Она подняла лицо и – вот он, тот самый жаждущий, призывный взгляд, который он ждал так долго... все эти долгие годы надежд, молчаливых страданий и отчаяния. Океан ее глаз уходил в глубину на многие-многие мили. Он поцеловал ее, она ответила на поцелуй и обвила руками его шею. Его левая рука обняла ее за талию и скользнула выше, под грудь. Он поцеловал ямку над ее ключицей, нащупал и расстегнул пуговицу платья. Она издала легкий мелодичный вскрик, последний аккорд уходящей мелодии, и открыла губы для нового поцелуя. Он лихорадочно двигал пальцами, сражаясь с застежкой между полукружиями ее лифчика, но вот дело сделано – и ее груди, мягкие и потрясающе нежные, уютно легли в его ладони. «О, кузина...» – прошептал он, одурманенный их чудесным теплом. Его рука заскользила вверх от ее колена, пока не достигла самой сердцевины тепла, той самой тайны, которую она наконец-то решилась открыть. Он ловил ее запах и ощущал на губах ее вкус, бережно опуская ее на диван. «Моя прекрасная кузина», – прошептал он, скользящим движением задирая ее платье. Вот он, белый кружевной холмик, вырастающий из гладкой, чуть влажной ложбинки сомкнутых бедер...

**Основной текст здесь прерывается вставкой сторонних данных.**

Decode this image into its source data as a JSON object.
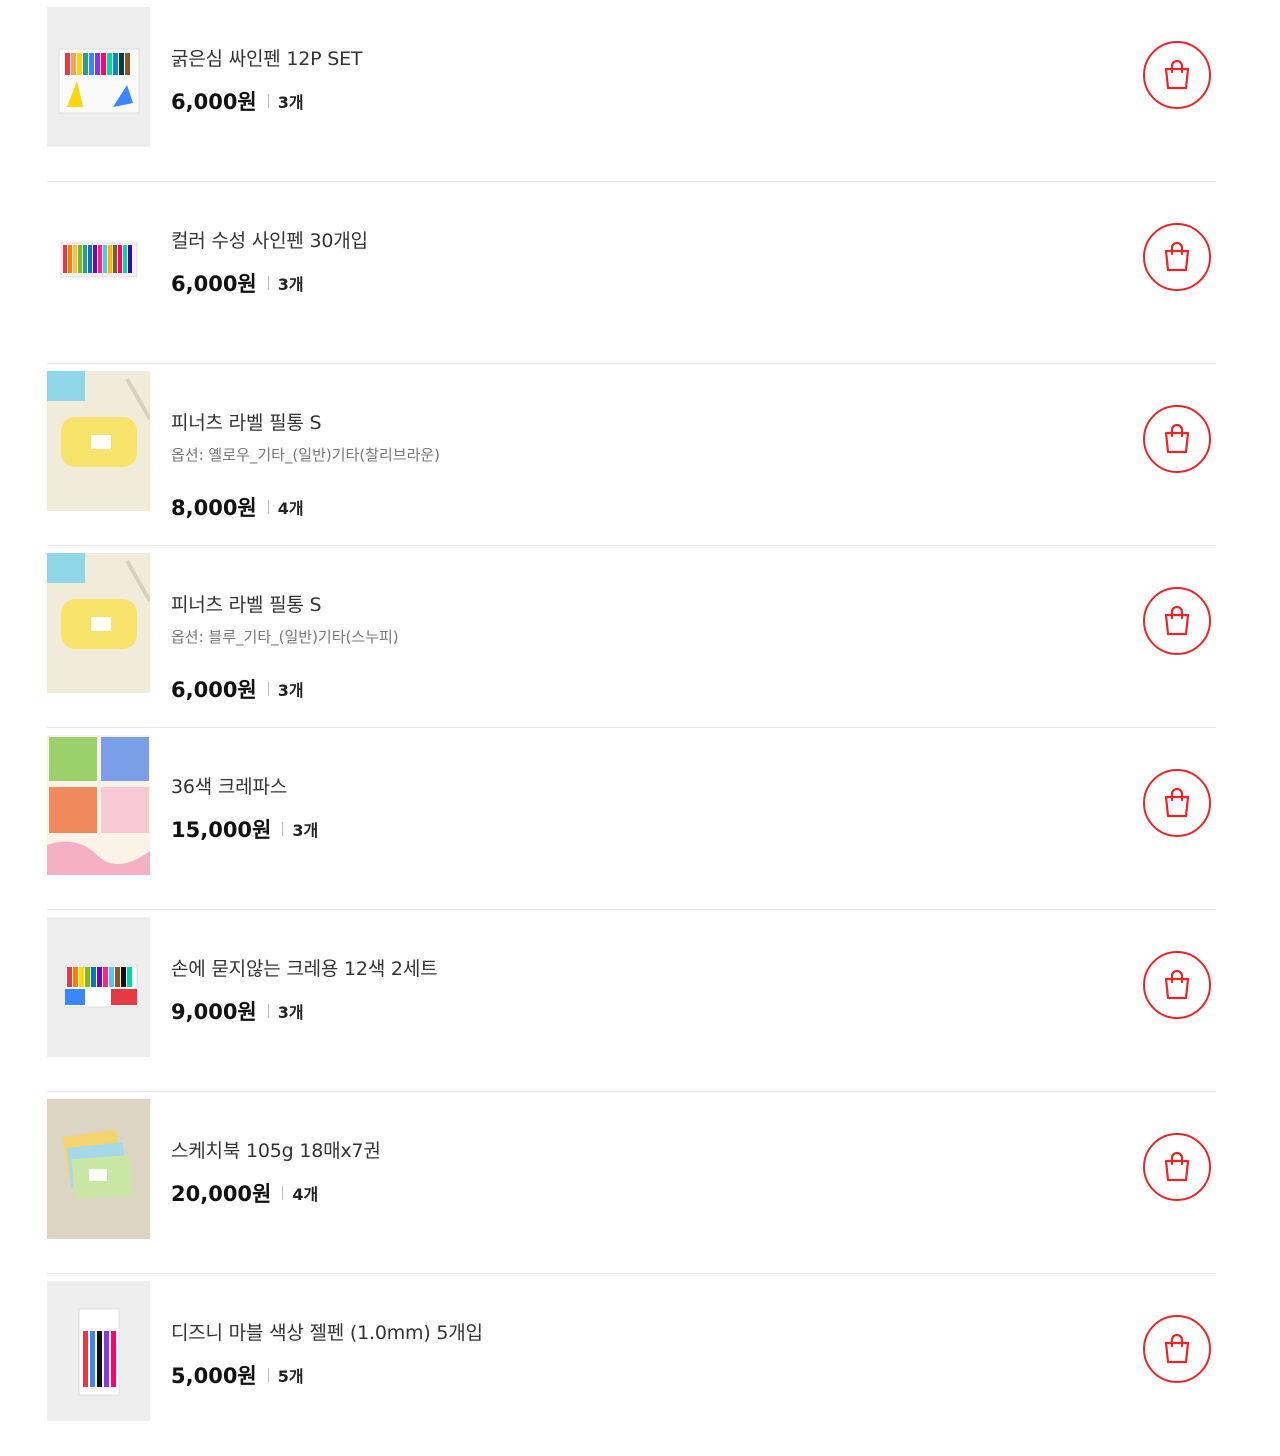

– Погоди! – Она толкнула его тыльной стороной ладони. Это был совсем слабый толчок, но он выбил Джимми из темы, так что он не уловил начало ее следующей фразы. -... кузиной? – говорила она. – Что это значит?
Он смотрел на нее непонимающе.
– Почему вы назвали меня кузиной? – повторила она свой вопрос.
Он сейчас чувствовал себя подобно человеку в широком мешковатом балахоне, который пытается удержать равновесие на сильном ветру, раздувающем его одеяние.
– Это так, ничего, старая привычка... Просто ласкательное прозвище.
Тревожное выражение сошло с ее лица, но некоторая настороженность осталась.
– Наверное, я почувствовал в тебе что-то родственное, – пояснил он.
– Понимаю, – она улыбнулась, – и я тоже это чувствую.
Она впилась в его рот поцелуем и, обняв за шею, притянула его к себе. Джимми выбрал в качестве стартовой точки родинку на белом плече, прижался к ней губами и отсюда начал передвигаться к груди. Дыхание ее заметно участилось. Он провел языком по ее соску и прошептал: «Я люблю тебя». Тело ее напряглось и застыло в его объятиях. «Все эти годы, – продолжил он, – я ждал и не верил, что эта ночь когда-нибудь наступит». Ее сахарный голос что-то ответил, но в ушах Джимми сейчас звучала иная мелодия, и он не разобрал ее слов. Впрочем, он был уверен, что эти слова полностью созвучны тому, о чем сейчас пела, бурля и вскипая, его кровь. «В этом нет ничего дурного, кузина, – шепнул он. – Мы едины не только кровью, но и сердцем».